Unfortunately, the sewage sludge contained lead, trichloroethane, trichloroethylene, chloroform, and other hazardous substances, presumably in violation of the permit.427 Ultimately, the site was included on EPA's National Priority List and the purchasers of the property sued Strunk under several theories, including CERCLA.428 The court summarily rejected Strunk's argument that his application of sewage sludge was a protected release under CERCLA, holding that "uncontradicted evidence support a finding that the sludge applied by the Strunk's [sic] was not 'normal' because it was contaminated. Accordingly, the exemption for normal application of fertilizer is inapplicable."429

If sewage sludge is applied in violation of a permit, a farmer could be liable under CERCLA. Moreover, a POTW's CERCLA fate may be entirely out of its control, and may depend on the ability of its contractors and/or farmers and state enforcement officials to ensure that 100% compliance is maintained. If a POTW's sewage sludge contractors disregard accepted management practices, then CERCLA liability may rest with the POTW.

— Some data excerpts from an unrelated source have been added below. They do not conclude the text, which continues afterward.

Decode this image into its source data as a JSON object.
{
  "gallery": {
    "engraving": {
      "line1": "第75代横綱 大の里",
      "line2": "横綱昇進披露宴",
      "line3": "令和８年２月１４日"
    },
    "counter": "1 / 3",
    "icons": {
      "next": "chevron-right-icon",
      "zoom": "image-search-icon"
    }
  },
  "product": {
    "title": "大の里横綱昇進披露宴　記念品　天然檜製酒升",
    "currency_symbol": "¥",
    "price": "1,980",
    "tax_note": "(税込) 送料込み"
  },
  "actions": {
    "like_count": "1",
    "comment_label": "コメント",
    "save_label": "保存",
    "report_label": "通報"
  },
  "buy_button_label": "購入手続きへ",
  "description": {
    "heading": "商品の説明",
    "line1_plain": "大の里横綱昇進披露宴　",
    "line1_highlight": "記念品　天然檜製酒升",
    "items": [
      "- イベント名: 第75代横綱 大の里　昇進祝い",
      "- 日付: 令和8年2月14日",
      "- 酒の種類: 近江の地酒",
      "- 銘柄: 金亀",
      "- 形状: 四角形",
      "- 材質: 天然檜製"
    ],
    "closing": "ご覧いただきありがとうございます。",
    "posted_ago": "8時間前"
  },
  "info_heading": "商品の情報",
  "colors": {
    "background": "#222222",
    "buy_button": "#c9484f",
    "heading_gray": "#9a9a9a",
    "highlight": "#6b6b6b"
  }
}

Furthermore, neither CERCLA's language nor its legislative history indicates whether the exclusion of the initial application of a fertilizer (first release) extends to any later contamination of groundwater caused by chemicals in the sewage sludge.430 Thus, despite EPA's assertions to the contrary, CERCLA liability may exist in certain circumstances. For farmers, however, CERCLA liability may actually be comparatively beneficial. The CERCLA exemption does not protect them from state cleanup responsibility because the exemption does not appear to preempt state law, such as State Spill Fund cleanup requirements.431 Accordingly, if farmers are subject to state cleanup laws, which are often stricter than federal requirements, they may not be able to bring in other responsible parties to contribute to cleanup costs. However, if CERCLA's joint and several liability scheme controls the cleanup, the statute may provide flexibility to allow farmers to join other potentially responsible parties.

2. RCRA

CERCLA is not the only federal statute that may impose liability upon farmers for the land application of sewage sludge. RCRA also governs disposal of "solid waste."432 Section 1004(27) of RCRA defines "solid waste" as "garbage, refuse, sludge from a waste treatment plant, water supply treatment plant. . . and other discarded material . . . ."433The use of the term "discarded material" has led to a longstanding debate about whether secondary materials that are reused and recycled are "solid waste," and thus within the jurisdiction of RCRA.434 While EPA has sometimes vascillated about whether other recycled materials are solid waste under RCRA, it has been the agency's consistent opinion, since 1979, that sewage sludge used as fertilizer is a solid waste.435

In 1985, EPA amended its hazardous waste regulations to more clearly define when secondary waste materials (sewage sludges) are considered to be solid wastes.436 EPA then explicitly took the position that all sewage sludges used in a manner constituting disposal (i.e. placed on the land) were solid waste, even if used as fertilizer.437 It is unlikely that sewage sludge used as fertilizer pursuant to section 405 of the CWA would be listed as hazardous waste. However, under RCRA sections 7002 and 7003, as a nonhazardous solid waste, sewage sludge may still be subject to corrective action requirements if disposed of at a facility requiring a RCRA Subtitle C Permit (which would not be the case for land application to cropland or rangeland, or abatement action).